Into a soul absolutely free
From thoughts and emotion,
Even the tiger finds no room
To insert its fierce claws
Bruce Lee, Tao of Jeet Kune Do.
I spent two days this week on the King’s Fund Compassionate Leadership through Mindfulness Course in Macclesfield.
During that time, I had the opportunity to meet some great people who, like me, are adrift in the complexities of delivering, organising and managing healthcare.
Each of us work in different fields – provision, commissioning, nursing, medicine, voluntary sector; we are all united in a common desire to improve care, through gaining a better understanding of compassion and, Mindfulness.
I have written before about compassion – its roots in the Latin, the significance of the word for those of us exploring the meaning, the significance of this term that is sometimes over-used in healthcare, to the point that its very meaning can be lost.
Moving yourself to a position of challenge, of suffering, distress, and pain that is on par with those we want to help, amplifies the urgency of the situation, brings the need to act, decisively and effectively into focus.
I need to care about my patients as much as I care about myself; they cannot be something outside of my consciousness, something that I can switch on and off as the hours of the day pass; to understand my patients I need to be inside their suffering, such that, I will attend as closely to their experience as my own.
On our course, we discussed the essence of compassion, the potential for this to be a strengthening force, rather than one that drains us.

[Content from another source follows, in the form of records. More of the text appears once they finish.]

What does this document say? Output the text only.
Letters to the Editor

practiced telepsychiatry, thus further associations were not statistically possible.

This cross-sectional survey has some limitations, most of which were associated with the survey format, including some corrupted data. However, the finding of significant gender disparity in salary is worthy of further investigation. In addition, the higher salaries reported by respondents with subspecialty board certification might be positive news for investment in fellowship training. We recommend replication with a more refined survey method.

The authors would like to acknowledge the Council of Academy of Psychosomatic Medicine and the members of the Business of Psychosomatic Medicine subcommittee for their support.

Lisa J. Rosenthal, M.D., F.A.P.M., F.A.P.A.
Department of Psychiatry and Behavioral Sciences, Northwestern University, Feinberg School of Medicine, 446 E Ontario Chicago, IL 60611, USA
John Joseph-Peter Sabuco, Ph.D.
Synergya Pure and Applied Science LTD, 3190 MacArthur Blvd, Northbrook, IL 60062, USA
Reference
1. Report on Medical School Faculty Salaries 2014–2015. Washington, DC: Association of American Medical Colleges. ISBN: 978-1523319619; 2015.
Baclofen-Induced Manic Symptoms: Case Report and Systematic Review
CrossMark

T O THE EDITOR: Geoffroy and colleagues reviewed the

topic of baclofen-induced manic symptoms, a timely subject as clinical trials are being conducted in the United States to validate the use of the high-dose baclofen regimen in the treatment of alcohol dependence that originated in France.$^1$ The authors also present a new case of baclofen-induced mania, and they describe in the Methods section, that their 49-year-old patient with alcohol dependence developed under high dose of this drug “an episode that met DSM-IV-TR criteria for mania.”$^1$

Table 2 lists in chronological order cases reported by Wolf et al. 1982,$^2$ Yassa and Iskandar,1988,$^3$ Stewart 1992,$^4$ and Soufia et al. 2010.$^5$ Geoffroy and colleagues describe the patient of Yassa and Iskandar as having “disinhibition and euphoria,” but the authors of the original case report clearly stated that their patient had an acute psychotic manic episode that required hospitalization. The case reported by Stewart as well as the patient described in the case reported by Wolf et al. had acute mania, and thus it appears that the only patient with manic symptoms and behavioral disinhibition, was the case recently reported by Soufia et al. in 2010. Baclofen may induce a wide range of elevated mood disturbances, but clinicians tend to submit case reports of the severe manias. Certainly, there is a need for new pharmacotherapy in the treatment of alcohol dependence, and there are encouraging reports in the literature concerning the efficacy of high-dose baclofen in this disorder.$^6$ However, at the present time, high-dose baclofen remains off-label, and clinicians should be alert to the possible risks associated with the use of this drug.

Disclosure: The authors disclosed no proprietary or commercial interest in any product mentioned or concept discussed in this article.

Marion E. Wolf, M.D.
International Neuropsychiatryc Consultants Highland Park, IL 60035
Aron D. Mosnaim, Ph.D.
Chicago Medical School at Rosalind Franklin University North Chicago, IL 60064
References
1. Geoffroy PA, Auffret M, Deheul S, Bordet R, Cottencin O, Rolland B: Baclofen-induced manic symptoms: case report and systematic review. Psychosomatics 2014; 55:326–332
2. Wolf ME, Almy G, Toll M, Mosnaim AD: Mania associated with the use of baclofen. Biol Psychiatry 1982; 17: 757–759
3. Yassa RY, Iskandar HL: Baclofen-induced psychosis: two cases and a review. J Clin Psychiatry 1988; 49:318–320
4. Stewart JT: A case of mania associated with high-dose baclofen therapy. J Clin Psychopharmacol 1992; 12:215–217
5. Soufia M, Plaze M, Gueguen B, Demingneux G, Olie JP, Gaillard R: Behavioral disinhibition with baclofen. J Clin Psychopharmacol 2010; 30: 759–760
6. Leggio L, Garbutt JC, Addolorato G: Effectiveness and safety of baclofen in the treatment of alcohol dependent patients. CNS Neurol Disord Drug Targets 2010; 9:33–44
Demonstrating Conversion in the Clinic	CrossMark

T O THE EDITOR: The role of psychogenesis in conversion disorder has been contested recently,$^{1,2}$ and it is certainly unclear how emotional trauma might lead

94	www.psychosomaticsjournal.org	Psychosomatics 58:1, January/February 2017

There is much discussion in the healthcare literature of ‘compassion fatigue1’ – the concept that compassion is finite and a form of labour which if not appropriately supported and potentially recompensed can become exhausted.
It is very true that compassion in an environment that is hostile to change and improvement to support, one that does not sense the value in patients and staff alike can be consuming – destructive; it is through the learning of the course, that we, those people leading the NHS into its next 10, 20 and 30 years ahead need to step forward and support our peers, our colleagues, through the challenges, support them to support others through our own compassion, in a spirit of creativity, sensitivity, passion and compassion.
The poem at the start of this entry is taken from Bruce Lee’s Tao of Jeet Kune Do, the philosophical book he wrote in the 1960’s explaining the philosophy behind the martial art he developed.
Through Mindfulness, we seek to attain a state that is devoid of the corrupting thoughts and anxieties that hold us back, that distract us from achieving our goal. Through Mindfulness, we seek to be present sufficiently to provide support and succor to those in need, we stop being consumed by the worries, concerns and anxieties that peck-away at our resolve, so that we are free to be supportive, present for others, and, for ourselves.
1 Ledoux, Kathleen. “Understanding compassion fatigue.” Journal of advanced nursing (2015).